• anthropogenic •
æn-thrê-pê-gen-ik • Hear it!
Part of Speech: Adjective
Meaning: Man-made, human-made, caused by humans.
Notes: Here is a word creeping out of the scientific world and into general speech. It has an old-fashioned partner, anthropogenetic, which means two adverbs, anthropogenetically or anthropogenically. Notice the semantically empty suffix -al inserted between both adjectives and the adverb suffix -ly.
In Play: If you are not sure whether to use the obvious man-made or the peculiar-sounding human-made, here is an alternative: "The biggest anthropogenic threat to the peregrine falcon is habitat destruction caused by expanding housing developments." Today the argument is whether global warming is the result of anthropogenic or natural causes.
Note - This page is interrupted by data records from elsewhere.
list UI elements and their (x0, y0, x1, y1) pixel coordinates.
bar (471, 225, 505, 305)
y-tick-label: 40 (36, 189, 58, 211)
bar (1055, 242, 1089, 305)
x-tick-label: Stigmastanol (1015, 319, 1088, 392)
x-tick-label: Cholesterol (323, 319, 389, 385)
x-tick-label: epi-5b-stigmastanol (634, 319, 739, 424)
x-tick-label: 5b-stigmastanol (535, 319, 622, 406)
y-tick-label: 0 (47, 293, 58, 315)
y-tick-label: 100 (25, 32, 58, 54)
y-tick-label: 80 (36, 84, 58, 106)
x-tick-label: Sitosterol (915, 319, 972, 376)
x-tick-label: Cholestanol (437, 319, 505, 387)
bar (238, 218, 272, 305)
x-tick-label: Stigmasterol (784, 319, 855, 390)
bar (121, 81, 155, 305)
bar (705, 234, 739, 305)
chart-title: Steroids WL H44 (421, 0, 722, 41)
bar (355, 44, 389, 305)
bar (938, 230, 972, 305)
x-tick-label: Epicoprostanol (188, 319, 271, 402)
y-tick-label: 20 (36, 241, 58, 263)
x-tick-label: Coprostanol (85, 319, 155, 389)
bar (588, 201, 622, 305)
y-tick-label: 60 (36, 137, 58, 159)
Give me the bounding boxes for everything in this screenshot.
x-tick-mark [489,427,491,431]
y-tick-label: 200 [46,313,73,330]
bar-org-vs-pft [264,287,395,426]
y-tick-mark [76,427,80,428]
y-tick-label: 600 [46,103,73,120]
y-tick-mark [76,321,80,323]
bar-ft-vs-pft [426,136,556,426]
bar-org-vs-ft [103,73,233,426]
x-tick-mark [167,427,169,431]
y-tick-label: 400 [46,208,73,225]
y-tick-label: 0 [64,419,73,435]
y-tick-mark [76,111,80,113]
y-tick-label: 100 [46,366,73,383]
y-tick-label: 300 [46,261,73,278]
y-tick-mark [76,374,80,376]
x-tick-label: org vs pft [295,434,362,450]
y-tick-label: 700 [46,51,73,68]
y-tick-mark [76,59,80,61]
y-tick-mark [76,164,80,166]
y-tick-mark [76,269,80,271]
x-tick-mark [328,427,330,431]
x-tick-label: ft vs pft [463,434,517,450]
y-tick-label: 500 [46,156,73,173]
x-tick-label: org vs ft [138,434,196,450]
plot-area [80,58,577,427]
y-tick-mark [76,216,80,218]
Word History: Today's Good Word was formed as a Greek compound, comprising anthropo- "human being" + gen- "producing, giving birth to". The best anyone can do with anthropos is to speculate it might have come from andro- "beard(ed)" + ops, opos "face" = "man" then "human". Gen- is another matter. It comes from PIE gene- "give birth to, beget". We have evidence of it throughout the Indo-European languages, beginning with generate, borrowed from Latin and oxygen, created by the French chemist Antoine-Laurent Lavoisier from Greek oxys "sharp, acidic" + -gen. Other borrowed words in English include genius, genie, and genocide. Words passed down by our Germanic ancestors from the same PIE word include kin, kind and king, though the origin of the final G is something of a mystery. (It is no mystery who recommended today's Good Word; it was our old friend, George Kovac.)